There is no proof as to the method used by respondent in determining the values of the two of these policies which were not included in the gross estate by the executors in their return; nor is it shown in the record that such values were erroneous. Neither is there any error shown in the value of New England policy No. 552,581 as set out in the return of the executors and considered in respondent's determination as being correct. Consequently, the determination of respondent as to all three of these policies is approved.
Petitioners claim as a deduction $500 paid the widow of decedent under the provisions of section 12 (a) of the Pennsylvania Fiduciaries Act of 1917. The deduction was disallowed by the respondent. The applicable Revenue Act of 1926, section 303 (a) (1), provides for the deduction of " amounts reasonably required and actually expended for the support during the settlement of the estate of those dependent upon the decedent, as are allowed by the laws of the jurisdiction, under which the estate is being administered, " There is no evidence that the $500 was either "reasonably required" or "actually expended" for the support of the widow and child of decedent, and, notwithstanding that under the order of the Pennsylvania court in pursuance of the Pennsylvania statute the $500 was paid the widow for her use, we approve its disallowance as a deduction by the respondent. Mary A. Powers, Executrix, 6 B. T. A. 633; Mary M. Buck et al., Executors, 25 B. T. A. 780; affd., 73 Fed. (2d) 760.
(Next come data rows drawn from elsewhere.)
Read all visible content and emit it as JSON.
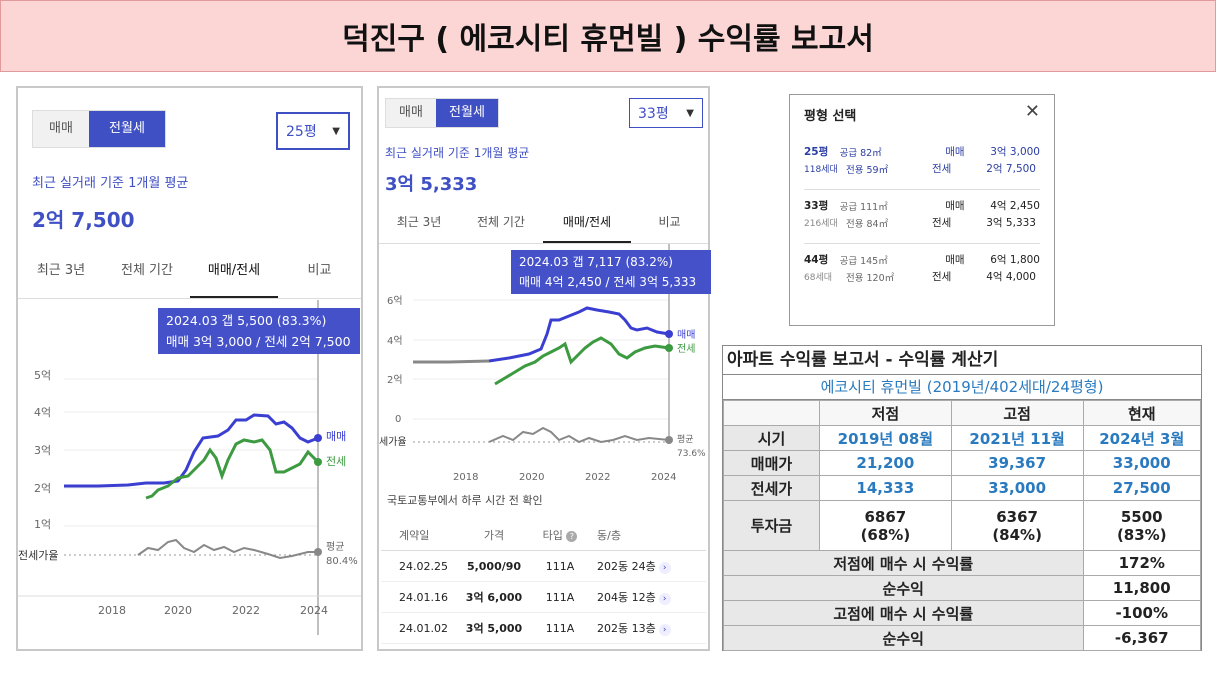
{
  "title": "덕진구  ( 에코시티 휴먼빌 ) 수익률 보고서",
  "panel1": {
    "toggle": [
      "매매",
      "전월세"
    ],
    "size": "25평",
    "subtitle": "최근 실거래 기준 1개월 평균",
    "price": "2억 7,500",
    "tabs": [
      "최근 3년",
      "전체 기간",
      "매매/전세",
      "비교"
    ],
    "tooltip1": "2024.03  갭 5,500 (83.3%)",
    "tooltip2": "매매 3억 3,000 / 전세 2억 7,500",
    "ylabels": [
      "5억",
      "4억",
      "3억",
      "2억",
      "1억"
    ],
    "xlabels": [
      "2018",
      "2020",
      "2022",
      "2024"
    ],
    "ratio_label": "전세가율",
    "legend_sale": "매매",
    "legend_jeonse": "전세",
    "avg_label": "평균",
    "avg_value": "80.4%"
  },
  "panel2": {
    "toggle": [
      "매매",
      "전월세"
    ],
    "size": "33평",
    "subtitle": "최근 실거래 기준 1개월 평균",
    "price": "3억 5,333",
    "tabs": [
      "최근 3년",
      "전체 기간",
      "매매/전세",
      "비교"
    ],
    "tooltip1": "2024.03  갭 7,117 (83.2%)",
    "tooltip2": "매매 4억 2,450 / 전세 3억 5,333",
    "ylabels": [
      "6억",
      "4억",
      "2억",
      "0"
    ],
    "xlabels": [
      "2018",
      "2020",
      "2022",
      "2024"
    ],
    "ratio_label": "세가율",
    "legend_sale": "매매",
    "legend_jeonse": "전세",
    "avg_label": "평균",
    "avg_value": "73.6%",
    "note": "국토교통부에서 하루 시간 전 확인",
    "table_headers": [
      "계약일",
      "가격",
      "타입",
      "동/층"
    ],
    "rows": [
      {
        "date": "24.02.25",
        "price": "5,000/90",
        "type": "111A",
        "dong": "202동 24층"
      },
      {
        "date": "24.01.16",
        "price": "3억 6,000",
        "type": "111A",
        "dong": "204동 12층"
      },
      {
        "date": "24.01.02",
        "price": "3억 5,000",
        "type": "111A",
        "dong": "202동 13층"
      }
    ]
  },
  "panel3": {
    "title": "평형 선택",
    "close": "✕",
    "items": [
      {
        "py": "25평",
        "count": "118세대",
        "supply": "공급 82㎡",
        "exclusive": "전용 59㎡",
        "sale_label": "매매",
        "sale": "3억 3,000",
        "jeonse_label": "전세",
        "jeonse": "2억 7,500"
      },
      {
        "py": "33평",
        "count": "216세대",
        "supply": "공급 111㎡",
        "exclusive": "전용 84㎡",
        "sale_label": "매매",
        "sale": "4억 2,450",
        "jeonse_label": "전세",
        "jeonse": "3억 5,333"
      },
      {
        "py": "44평",
        "count": "68세대",
        "supply": "공급 145㎡",
        "exclusive": "전용 120㎡",
        "sale_label": "매매",
        "sale": "6억 1,800",
        "jeonse_label": "전세",
        "jeonse": "4억 4,000"
      }
    ]
  },
  "calc": {
    "title": "아파트 수익률 보고서 - 수익률 계산기",
    "subtitle": "에코시티 휴먼빌 (2019년/402세대/24평형)",
    "headers": [
      "저점",
      "고점",
      "현재"
    ],
    "row_time": {
      "label": "시기",
      "vals": [
        "2019년 08월",
        "2021년 11월",
        "2024년 3월"
      ]
    },
    "row_sale": {
      "label": "매매가",
      "vals": [
        "21,200",
        "39,367",
        "33,000"
      ]
    },
    "row_jeonse": {
      "label": "전세가",
      "vals": [
        "14,333",
        "33,000",
        "27,500"
      ]
    },
    "row_invest": {
      "label": "투자금",
      "vals": [
        "6867",
        "6367",
        "5500"
      ],
      "pcts": [
        "(68%)",
        "(84%)",
        "(83%)"
      ]
    },
    "summary": [
      {
        "label": "저점에 매수 시 수익률",
        "value": "172%"
      },
      {
        "label": "순수익",
        "value": "11,800"
      },
      {
        "label": "고점에 매수 시 수익률",
        "value": "-100%"
      },
      {
        "label": "순수익",
        "value": "-6,367"
      }
    ]
  },
  "colors": {
    "accent": "#3f4fc4",
    "sale": "#3a3fd1",
    "jeonse": "#3c9a40",
    "calc_blue": "#2a7abf",
    "banner": "#fcd5d5"
  }
}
Decision will be entered under Rule SO.
Sec. 302. The value of the gross estate of the decedent shall be determined by including the value at the time of his death of all property, real or personal, tangible or intangible, wherever situated—

(g) To the extent of the amount receivable by the executor as insurance under policies taken out by the decedent upon his own life; and to the extent of the excess over $40,000 of the amount receivable by all other beneficiaries as insurance under policies taken out by the decedent upon his own life.
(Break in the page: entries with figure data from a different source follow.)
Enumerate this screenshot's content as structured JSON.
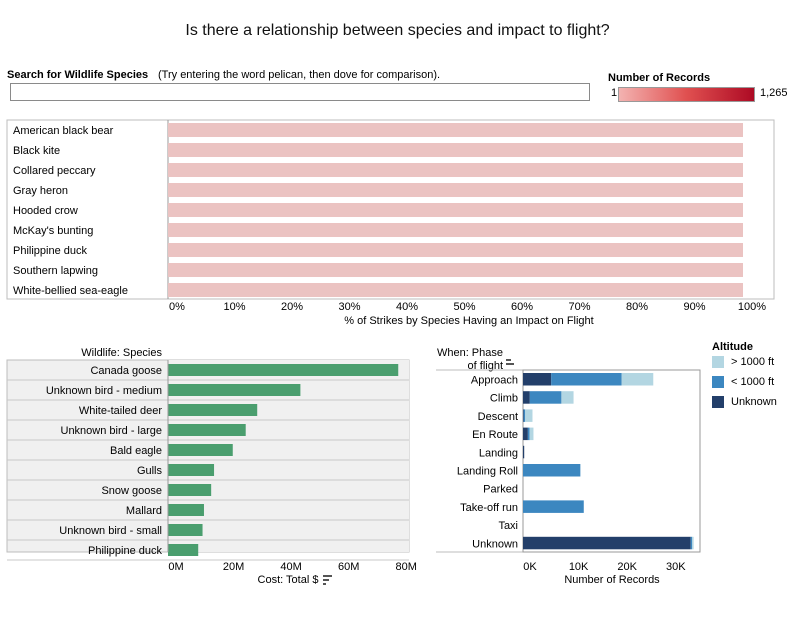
{
  "title": "Is there a relationship between species and impact to flight?",
  "search": {
    "label": "Search for Wildlife Species",
    "hint": "(Try entering the word pelican, then dove for comparison).",
    "value": ""
  },
  "records_legend": {
    "title": "Number of Records",
    "min": "1",
    "max": "1,265",
    "colors": [
      "#f3b3b1",
      "#ad0a24"
    ]
  },
  "chart_data": [
    {
      "type": "bar",
      "orientation": "horizontal",
      "categories": [
        "American black bear",
        "Black kite",
        "Collared peccary",
        "Gray heron",
        "Hooded crow",
        "McKay's bunting",
        "Philippine duck",
        "Southern lapwing",
        "White-bellied sea-eagle"
      ],
      "values": [
        100,
        100,
        100,
        100,
        100,
        100,
        100,
        100,
        100
      ],
      "xlabel": "% of Strikes by Species Having an Impact on Flight",
      "xlim": [
        0,
        100
      ],
      "ticks": [
        "0%",
        "10%",
        "20%",
        "30%",
        "40%",
        "50%",
        "60%",
        "70%",
        "80%",
        "90%",
        "100%"
      ],
      "color": "#ebc3c2"
    },
    {
      "type": "bar",
      "orientation": "horizontal",
      "header": "Wildlife: Species",
      "categories": [
        "Canada goose",
        "Unknown bird - medium",
        "White-tailed deer",
        "Unknown bird - large",
        "Bald eagle",
        "Gulls",
        "Snow goose",
        "Mallard",
        "Unknown bird - small",
        "Philippine duck"
      ],
      "values": [
        80,
        46,
        31,
        27,
        22.5,
        16,
        15,
        12.5,
        12,
        10.5
      ],
      "xlabel": "Cost: Total $",
      "xlim": [
        0,
        82
      ],
      "ticks": [
        {
          "v": 0,
          "label": "0M"
        },
        {
          "v": 20,
          "label": "20M"
        },
        {
          "v": 40,
          "label": "40M"
        },
        {
          "v": 60,
          "label": "60M"
        },
        {
          "v": 80,
          "label": "80M"
        }
      ],
      "color": "#4a9e6e"
    },
    {
      "type": "bar",
      "orientation": "horizontal",
      "stacked": true,
      "header": "When: Phase of flight",
      "header_lines": [
        "When: Phase",
        "of flight"
      ],
      "categories": [
        "Approach",
        "Climb",
        "Descent",
        "En Route",
        "Landing",
        "Landing Roll",
        "Parked",
        "Take-off run",
        "Taxi",
        "Unknown"
      ],
      "series": [
        {
          "name": "Unknown",
          "color": "#233f6a",
          "values": [
            5800,
            1400,
            150,
            1000,
            250,
            0,
            0,
            0,
            0,
            34500
          ]
        },
        {
          "name": "< 1000 ft",
          "color": "#3c87c0",
          "values": [
            14500,
            6500,
            300,
            350,
            0,
            11800,
            0,
            12500,
            0,
            300
          ]
        },
        {
          "name": "> 1000 ft",
          "color": "#b3d6e2",
          "values": [
            6500,
            2500,
            1500,
            800,
            0,
            0,
            0,
            0,
            0,
            300
          ]
        }
      ],
      "xlabel": "Number of Records",
      "xlim": [
        0,
        36000
      ],
      "ticks": [
        {
          "v": 0,
          "label": "0K"
        },
        {
          "v": 10000,
          "label": "10K"
        },
        {
          "v": 20000,
          "label": "20K"
        },
        {
          "v": 30000,
          "label": "30K"
        }
      ]
    }
  ],
  "altitude_legend": {
    "title": "Altitude",
    "items": [
      {
        "label": "> 1000 ft",
        "color": "#b3d6e2"
      },
      {
        "label": "< 1000 ft",
        "color": "#3c87c0"
      },
      {
        "label": "Unknown",
        "color": "#233f6a"
      }
    ]
  }
}
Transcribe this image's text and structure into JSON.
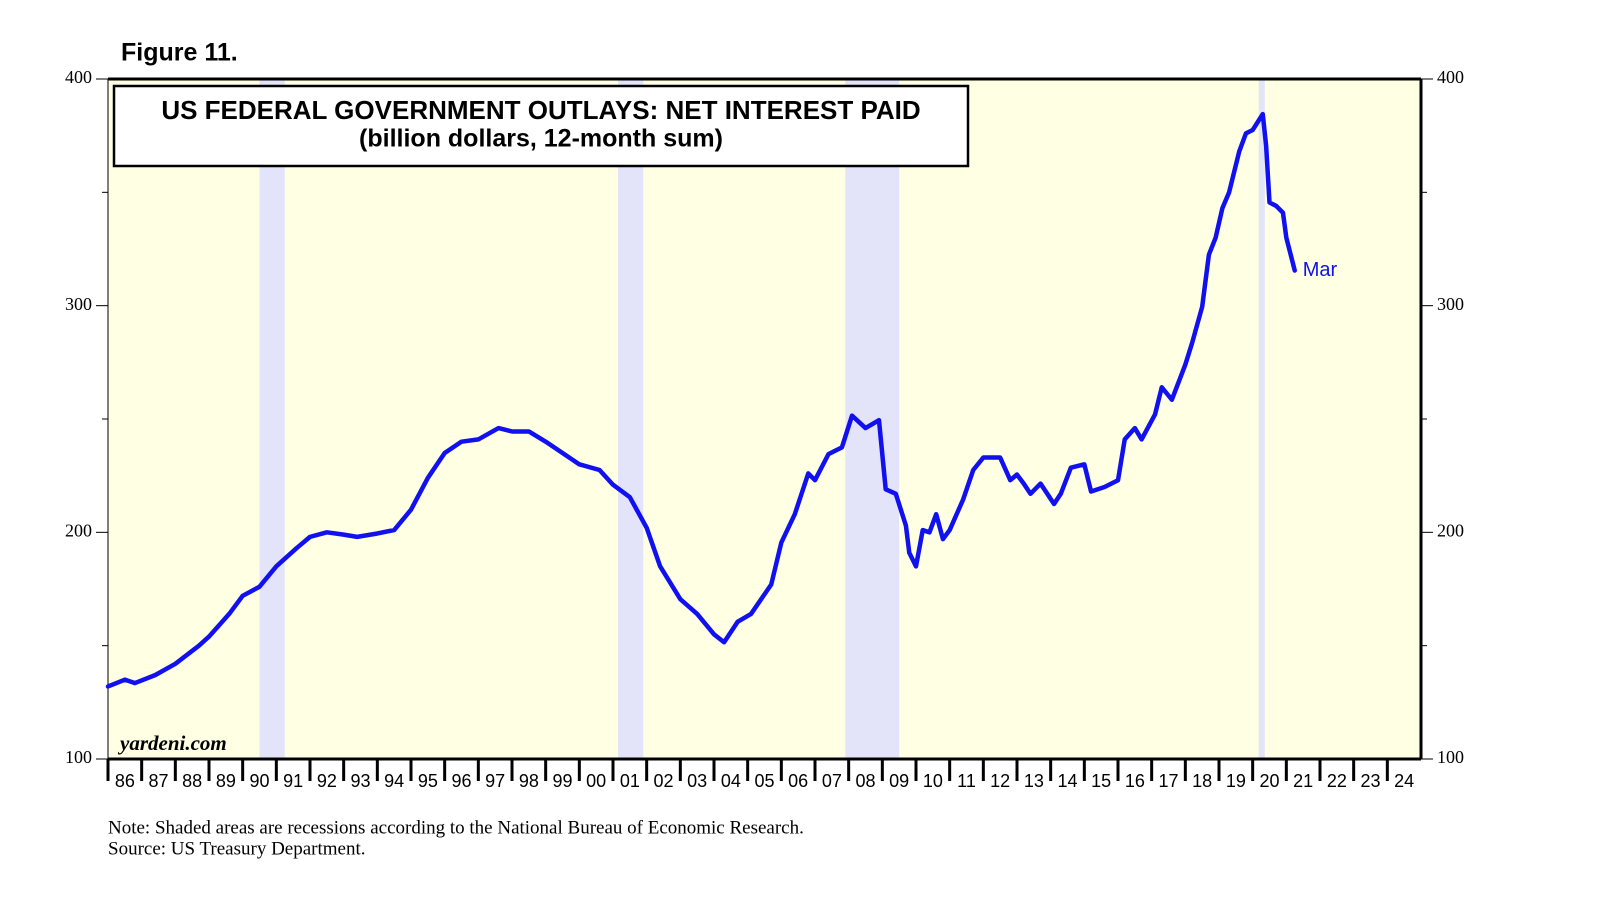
{
  "chart_data": {
    "type": "line",
    "figure_label": "Figure 11.",
    "title": "US FEDERAL GOVERNMENT OUTLAYS: NET INTEREST PAID",
    "subtitle": "(billion dollars, 12-month sum)",
    "watermark": "yardeni.com",
    "end_label": "Mar",
    "note": "Note: Shaded areas are recessions according to the National Bureau of Economic Research.",
    "source": "Source: US Treasury Department.",
    "color": "#1010f0",
    "background": "#ffffe3",
    "recession_color": "#e3e3fa",
    "recessions": [
      [
        1990.5,
        1991.25
      ],
      [
        2001.15,
        2001.9
      ],
      [
        2007.9,
        2009.5
      ],
      [
        2020.18,
        2020.36
      ]
    ],
    "xlim": [
      1986,
      2025
    ],
    "xticks": [
      {
        "value": 1986,
        "label": "86"
      },
      {
        "value": 1987,
        "label": "87"
      },
      {
        "value": 1988,
        "label": "88"
      },
      {
        "value": 1989,
        "label": "89"
      },
      {
        "value": 1990,
        "label": "90"
      },
      {
        "value": 1991,
        "label": "91"
      },
      {
        "value": 1992,
        "label": "92"
      },
      {
        "value": 1993,
        "label": "93"
      },
      {
        "value": 1994,
        "label": "94"
      },
      {
        "value": 1995,
        "label": "95"
      },
      {
        "value": 1996,
        "label": "96"
      },
      {
        "value": 1997,
        "label": "97"
      },
      {
        "value": 1998,
        "label": "98"
      },
      {
        "value": 1999,
        "label": "99"
      },
      {
        "value": 2000,
        "label": "00"
      },
      {
        "value": 2001,
        "label": "01"
      },
      {
        "value": 2002,
        "label": "02"
      },
      {
        "value": 2003,
        "label": "03"
      },
      {
        "value": 2004,
        "label": "04"
      },
      {
        "value": 2005,
        "label": "05"
      },
      {
        "value": 2006,
        "label": "06"
      },
      {
        "value": 2007,
        "label": "07"
      },
      {
        "value": 2008,
        "label": "08"
      },
      {
        "value": 2009,
        "label": "09"
      },
      {
        "value": 2010,
        "label": "10"
      },
      {
        "value": 2011,
        "label": "11"
      },
      {
        "value": 2012,
        "label": "12"
      },
      {
        "value": 2013,
        "label": "13"
      },
      {
        "value": 2014,
        "label": "14"
      },
      {
        "value": 2015,
        "label": "15"
      },
      {
        "value": 2016,
        "label": "16"
      },
      {
        "value": 2017,
        "label": "17"
      },
      {
        "value": 2018,
        "label": "18"
      },
      {
        "value": 2019,
        "label": "19"
      },
      {
        "value": 2020,
        "label": "20"
      },
      {
        "value": 2021,
        "label": "21"
      },
      {
        "value": 2022,
        "label": "22"
      },
      {
        "value": 2023,
        "label": "23"
      },
      {
        "value": 2024,
        "label": "24"
      }
    ],
    "ylim": [
      100,
      400
    ],
    "yticks": [
      100,
      200,
      300,
      400
    ],
    "minor_yticks": [
      150,
      250,
      350
    ],
    "x": [
      1986.0,
      1986.5,
      1986.8,
      1987.4,
      1988.0,
      1988.7,
      1989.0,
      1989.6,
      1990.0,
      1990.5,
      1991.0,
      1991.6,
      1992.0,
      1992.5,
      1993.0,
      1993.4,
      1994.0,
      1994.5,
      1995.0,
      1995.5,
      1996.0,
      1996.5,
      1997.0,
      1997.6,
      1998.0,
      1998.5,
      1999.0,
      1999.5,
      2000.0,
      2000.6,
      2001.0,
      2001.5,
      2002.0,
      2002.4,
      2003.0,
      2003.5,
      2004.0,
      2004.3,
      2004.7,
      2005.1,
      2005.7,
      2006.0,
      2006.4,
      2006.8,
      2007.0,
      2007.4,
      2007.8,
      2008.1,
      2008.5,
      2008.9,
      2009.1,
      2009.4,
      2009.7,
      2009.8,
      2010.0,
      2010.2,
      2010.4,
      2010.6,
      2010.8,
      2011.0,
      2011.4,
      2011.7,
      2012.0,
      2012.5,
      2012.8,
      2013.0,
      2013.2,
      2013.4,
      2013.7,
      2014.1,
      2014.3,
      2014.6,
      2015.0,
      2015.2,
      2015.6,
      2016.0,
      2016.2,
      2016.5,
      2016.7,
      2017.1,
      2017.3,
      2017.6,
      2018.0,
      2018.2,
      2018.5,
      2018.7,
      2018.9,
      2019.1,
      2019.3,
      2019.6,
      2019.8,
      2020.0,
      2020.3,
      2020.4,
      2020.5,
      2020.7,
      2020.9,
      2021.0,
      2021.25
    ],
    "values": [
      132,
      135,
      133.5,
      137,
      142,
      150,
      154,
      164,
      172,
      176,
      185,
      193,
      198,
      200,
      199,
      198,
      199.5,
      201,
      210,
      224,
      235,
      240,
      241,
      246,
      244.5,
      244.5,
      240,
      235,
      230,
      227.5,
      221,
      215.5,
      202,
      185,
      170.5,
      164,
      155,
      151.5,
      160.5,
      164,
      177,
      195.5,
      208,
      226,
      223,
      234.5,
      237.5,
      251.5,
      246,
      249.5,
      219,
      217,
      203,
      191,
      185,
      201,
      200,
      208,
      197,
      201,
      214.5,
      227.5,
      233,
      233,
      223,
      225.5,
      221.5,
      217,
      221.5,
      212.5,
      217,
      228.5,
      230,
      218,
      220,
      223,
      241,
      246,
      241,
      252,
      264,
      258.5,
      274,
      283.5,
      299.5,
      322.5,
      330,
      343,
      350,
      368,
      376,
      377.5,
      384.5,
      370.5,
      345.5,
      344,
      341,
      330,
      315.5
    ]
  }
}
(h) Except as otherwise specifically provided therein subdivisions (b), (c), (d), (e), (f), and (g) of this section shall apply to the transfers, trusts, estates, interests, rights, powers, and relinquishment of powers, as severally enumerated and described therein, whether made, created, arising, existing, exercised, or relinquished before or after the enactment of this Act.
Sec. 471. Appraisers; exemption to widow and children.
The widow, if any, or if there be no widow, or if she has forfeited her rights, then the children forming part of the family of any decedent dying, testate or intestate, within this commonwealth, or dying outside of this commonwealth, but whose estate is settled in this commonwealth, may retain or claim either real or personal property, or the proceeds of either real or personal property, belonging to said estate, to the value of five hundred dollars; and the property so retained or claimed shall not be sold, but suffered to remain for the use of the widow or children. It shall be the duty of the executor or administrator of such decedent to have the said property, if personal, appraised and set apart to said widow or children by the appraisers appointed to appraise the other personal estate of the decedent; or, if real, then by two appraisers to be appointed by the orphans' court, who may be the same persons appointed to appraise the personal estate.